2. The method of claim 1, further comprising determining where blood vessels are located in said skin fold and causing a distribution of said first light that promotes passage of said first light through said blood vessels.

3. The method of claim 1, further comprising determining where blood vessels are located in said skin fold and causing a distribution of said first light that promotes passage of said first light away from said blood vessels.

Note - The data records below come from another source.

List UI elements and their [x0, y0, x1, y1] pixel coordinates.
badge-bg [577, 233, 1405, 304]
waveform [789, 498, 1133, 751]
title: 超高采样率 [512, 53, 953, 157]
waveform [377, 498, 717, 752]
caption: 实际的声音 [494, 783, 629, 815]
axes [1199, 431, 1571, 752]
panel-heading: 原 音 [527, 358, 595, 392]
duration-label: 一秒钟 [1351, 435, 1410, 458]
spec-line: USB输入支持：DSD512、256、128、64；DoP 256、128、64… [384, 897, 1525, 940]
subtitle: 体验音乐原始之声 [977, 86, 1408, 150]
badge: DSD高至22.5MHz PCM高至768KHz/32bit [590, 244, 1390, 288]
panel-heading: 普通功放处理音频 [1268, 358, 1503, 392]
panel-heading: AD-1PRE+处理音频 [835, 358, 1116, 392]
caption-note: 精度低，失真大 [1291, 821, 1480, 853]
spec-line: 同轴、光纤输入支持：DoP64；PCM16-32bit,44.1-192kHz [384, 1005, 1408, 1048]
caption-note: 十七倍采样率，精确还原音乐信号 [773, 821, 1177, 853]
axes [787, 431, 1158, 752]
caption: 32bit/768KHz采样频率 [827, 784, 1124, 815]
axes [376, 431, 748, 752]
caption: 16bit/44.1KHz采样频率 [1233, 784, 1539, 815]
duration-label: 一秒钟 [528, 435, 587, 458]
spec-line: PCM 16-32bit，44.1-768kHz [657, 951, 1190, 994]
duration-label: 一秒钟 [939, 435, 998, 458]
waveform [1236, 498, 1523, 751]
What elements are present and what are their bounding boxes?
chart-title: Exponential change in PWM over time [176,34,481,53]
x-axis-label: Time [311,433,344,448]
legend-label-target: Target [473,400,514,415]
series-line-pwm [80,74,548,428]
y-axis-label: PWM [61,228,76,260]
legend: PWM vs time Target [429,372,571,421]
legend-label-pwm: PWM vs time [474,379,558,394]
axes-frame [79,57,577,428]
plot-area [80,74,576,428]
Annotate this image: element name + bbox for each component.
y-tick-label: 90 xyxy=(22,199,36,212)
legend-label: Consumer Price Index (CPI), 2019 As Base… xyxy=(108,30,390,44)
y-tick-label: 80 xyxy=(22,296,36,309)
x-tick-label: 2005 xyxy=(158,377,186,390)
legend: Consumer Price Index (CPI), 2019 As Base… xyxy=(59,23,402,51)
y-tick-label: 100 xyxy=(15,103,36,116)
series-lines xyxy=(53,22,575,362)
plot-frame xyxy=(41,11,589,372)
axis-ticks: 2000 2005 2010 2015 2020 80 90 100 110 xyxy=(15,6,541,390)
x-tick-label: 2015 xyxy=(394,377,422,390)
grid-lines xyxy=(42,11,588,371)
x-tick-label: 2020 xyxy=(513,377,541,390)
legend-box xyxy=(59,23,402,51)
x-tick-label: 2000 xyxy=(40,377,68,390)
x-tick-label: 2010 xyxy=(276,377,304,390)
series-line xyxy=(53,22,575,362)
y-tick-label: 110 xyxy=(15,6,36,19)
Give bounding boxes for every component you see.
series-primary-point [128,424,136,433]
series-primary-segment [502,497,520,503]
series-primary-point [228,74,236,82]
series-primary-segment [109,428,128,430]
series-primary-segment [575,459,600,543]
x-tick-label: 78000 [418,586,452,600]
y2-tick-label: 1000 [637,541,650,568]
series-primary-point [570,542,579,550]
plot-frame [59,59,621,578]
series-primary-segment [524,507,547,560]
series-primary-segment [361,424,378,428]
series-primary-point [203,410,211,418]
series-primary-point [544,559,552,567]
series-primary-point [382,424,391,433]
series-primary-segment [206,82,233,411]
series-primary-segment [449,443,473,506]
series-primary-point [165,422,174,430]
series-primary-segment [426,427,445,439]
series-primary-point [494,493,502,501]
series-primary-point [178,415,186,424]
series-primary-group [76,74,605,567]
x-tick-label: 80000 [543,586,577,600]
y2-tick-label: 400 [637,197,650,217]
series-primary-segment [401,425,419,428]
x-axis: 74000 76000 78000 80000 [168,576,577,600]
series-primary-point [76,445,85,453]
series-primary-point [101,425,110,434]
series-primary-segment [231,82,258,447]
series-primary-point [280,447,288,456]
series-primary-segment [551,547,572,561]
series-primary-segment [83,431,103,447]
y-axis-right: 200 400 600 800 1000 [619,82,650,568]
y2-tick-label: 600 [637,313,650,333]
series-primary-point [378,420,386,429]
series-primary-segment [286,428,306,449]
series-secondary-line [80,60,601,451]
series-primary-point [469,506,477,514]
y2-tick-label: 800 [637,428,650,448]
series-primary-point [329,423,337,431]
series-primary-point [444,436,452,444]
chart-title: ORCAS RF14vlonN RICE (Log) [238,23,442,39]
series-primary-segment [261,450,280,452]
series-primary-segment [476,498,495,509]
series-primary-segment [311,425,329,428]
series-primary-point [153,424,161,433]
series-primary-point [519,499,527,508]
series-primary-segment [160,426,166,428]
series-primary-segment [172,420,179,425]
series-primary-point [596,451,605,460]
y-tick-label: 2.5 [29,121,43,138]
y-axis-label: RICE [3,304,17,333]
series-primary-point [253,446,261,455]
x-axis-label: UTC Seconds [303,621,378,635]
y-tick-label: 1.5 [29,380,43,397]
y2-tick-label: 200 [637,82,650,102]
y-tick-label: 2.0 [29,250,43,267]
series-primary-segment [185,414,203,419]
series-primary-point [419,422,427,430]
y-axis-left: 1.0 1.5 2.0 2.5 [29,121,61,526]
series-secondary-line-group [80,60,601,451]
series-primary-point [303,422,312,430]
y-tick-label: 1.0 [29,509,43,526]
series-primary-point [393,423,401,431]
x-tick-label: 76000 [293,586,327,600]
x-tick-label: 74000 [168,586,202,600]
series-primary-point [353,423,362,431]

4. The method of claim 1, further comprising heating at least one of said first and second faces of said skinfold.

5. The method of claim 1, further comprising selecting said first and second wavelengths to be within a range that extends from 300-600 nanometers.

6. The method of claim 1, further comprising selecting said first and second wavelengths to be within a range that extends from 2000 and 2500 nanometers.

7. The method of claim 1, further comprising selecting said first and second wavelengths to be within a range that extends from 3400 and 5900 nanometers.

8. The method of claim 1, further comprising selecting said first and second wavelengths to be within a range that extends from 7000 and 10,000 nanometers.

9. The method of claim 1, wherein said first light comprises a range of wavelengths that includes said first and second wavelengths.

10. The method of claim 9, wherein said range is continuous.

11. The method of claim 9, wherein said range is discrete.

12. The method of claim 1, further comprising measuring a thickness of said skinfold.

13. The method of claim 12, further comprising using a signal representative of a measured skinfold as a basis for feedback control.

14. The method of claim 12, further comprising using a signal representative of a measured skinfold as a basis for feedback control over force application.

15. The method of claim 12, further comprising using a signal representative of a measured skinfold as a basis for feedback control over data acquisition.

16. The method of claim 12, further comprising using a signal representative of a measured skinfold as a basis for feedback control over data processing.

17. The method of claim 1, further comprising forming said skinfold and, after having formed said skinfold, controlling a force applied to maintain said skinfold.

18. The method of claim 1, further comprising forming said skinfold from skin on a penis.

19. The method of claim 1, further comprising forming said skinfold from skin on an eyelid.

20. The method of claim 1, further comprising forming said skinfold from skin located in a region with no subcutaneous fat.

21. The method of claim 1, further comprising selecting said skinfold to be formed by skin at a skin tag.